Post Office FD–RD Formula: How a ₹10 Lakh Investment Can Grow Over Time

Balasahana Suresh
📌 Introduction

The Post office Fixed Deposit (FD) and Recurring Deposit (RD) schemes are among the safest small savings options in India, backed by the government of India. Many investors choose them for guaranteed returns, low risk, and stable interest rates.

Understanding how money grows in these schemes helps you plan long-term goals like retirement, education, or savings security.

🏦 Post office FD: How 10 Lakh Grows

📊 Interest Rates (Approx. 2026)

  • 1 year FD: ~6.9%
  • 2 year FD: ~7.0%
  • 3 year FD: ~7.1%
  • 5 year FD: ~7.5%
💰 Example: 10 Lakh Investment (5 Years FD)

If you invest 10,00,000 for 5 years at 7.5% interest (compounded quarterly):

👉 Maturity amount ≈ 14.3 lakh – 14.5 lakh

 Breakdown:

  • Investment: ₹10,00,000
  • Interest earned: ~₹4.3 lakh
So, your money grows safely without market risk.

💳 Post office RD: How It Works

RD is a monthly investment scheme where you deposit a fixed amount every month.

📊 Example: 10 Lakh Goal via RD

If you want to accumulate around ₹10 lakh:

  • Monthly deposit: ₹12,000–₹13,000
  • Tenure: 5 years
  • Interest rate: ~6.7%
👉 Maturity amount ≈ 10 lakh+ (depending on exact rate changes)

📈 FD vs RD: Simple Difference

Feature

FD

RD

Investment type

Lump sum

Monthly savings

Flexibility

Low

High

Interest

Slightly higher

Slightly lower

Best for

One-time savings

Salary earners

📊 How Money Grows (Simple Formula)

FD Formula:

A = P (1 + r/n)^(nt)

Where:

  • P = Principal (₹10 lakh)
  • r = Interest rate
  • n = compounding frequency
  • t = time (years)
👉 This compounding effect is what increases returns.

🧠 Why Post office Schemes Are Popular

  • 100% government-backed safety
  • Fixed returns (no market risk)
  • Easy to open in any post office
  • Suitable for conservative investors
  • Good for long-term planning
⚠️ Limitations

  • Lower returns compared to mutual funds
  • Interest rates can change quarterly
  • Not ideal for wealth multiplication
  • Taxable interest income
📌 Conclusion

A 10 lakh investment in Post office FD can grow to around 14–15 lakh in 5 years, depending on interest rates. RD helps build similar savings gradually through monthly discipline.

👉 These schemes are best for safe, predictable growth—not high-risk wealth creation.

 

Disclaimer:

The views and opinions expressed in this article are those of the author and do not necessarily reflect the official policy or position of any agency, organization, employer, or company.
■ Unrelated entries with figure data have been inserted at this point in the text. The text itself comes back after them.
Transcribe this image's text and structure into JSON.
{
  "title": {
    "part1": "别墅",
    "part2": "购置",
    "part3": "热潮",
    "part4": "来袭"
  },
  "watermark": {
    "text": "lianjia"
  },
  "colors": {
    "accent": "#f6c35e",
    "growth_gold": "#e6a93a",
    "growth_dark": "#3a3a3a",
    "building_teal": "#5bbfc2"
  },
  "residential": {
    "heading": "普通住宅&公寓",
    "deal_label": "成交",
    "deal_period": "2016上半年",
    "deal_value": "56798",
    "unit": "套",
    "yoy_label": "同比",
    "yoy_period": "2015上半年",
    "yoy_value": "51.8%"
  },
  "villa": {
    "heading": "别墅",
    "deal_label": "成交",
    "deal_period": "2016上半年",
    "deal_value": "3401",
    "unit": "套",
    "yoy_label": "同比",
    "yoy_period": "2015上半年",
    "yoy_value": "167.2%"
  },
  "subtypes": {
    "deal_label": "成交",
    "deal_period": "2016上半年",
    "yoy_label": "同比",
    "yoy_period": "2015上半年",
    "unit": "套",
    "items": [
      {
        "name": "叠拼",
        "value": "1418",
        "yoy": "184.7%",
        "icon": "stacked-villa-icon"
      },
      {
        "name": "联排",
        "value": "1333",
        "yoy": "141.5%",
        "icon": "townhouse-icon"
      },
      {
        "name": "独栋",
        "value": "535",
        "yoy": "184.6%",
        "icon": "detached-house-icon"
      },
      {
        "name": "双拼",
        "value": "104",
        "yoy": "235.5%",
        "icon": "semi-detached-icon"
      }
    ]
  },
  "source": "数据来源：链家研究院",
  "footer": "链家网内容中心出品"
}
All information provided is for general informational purposes only. While every effort has been made to ensure accuracy, we make no representations or warranties of any kind, express or implied, about the completeness, reliability, or suitability of the information contained herein. Readers are advised to verify facts and seek professional advice where necessary. Any reliance placed on such information is strictly at the reader’s own risk.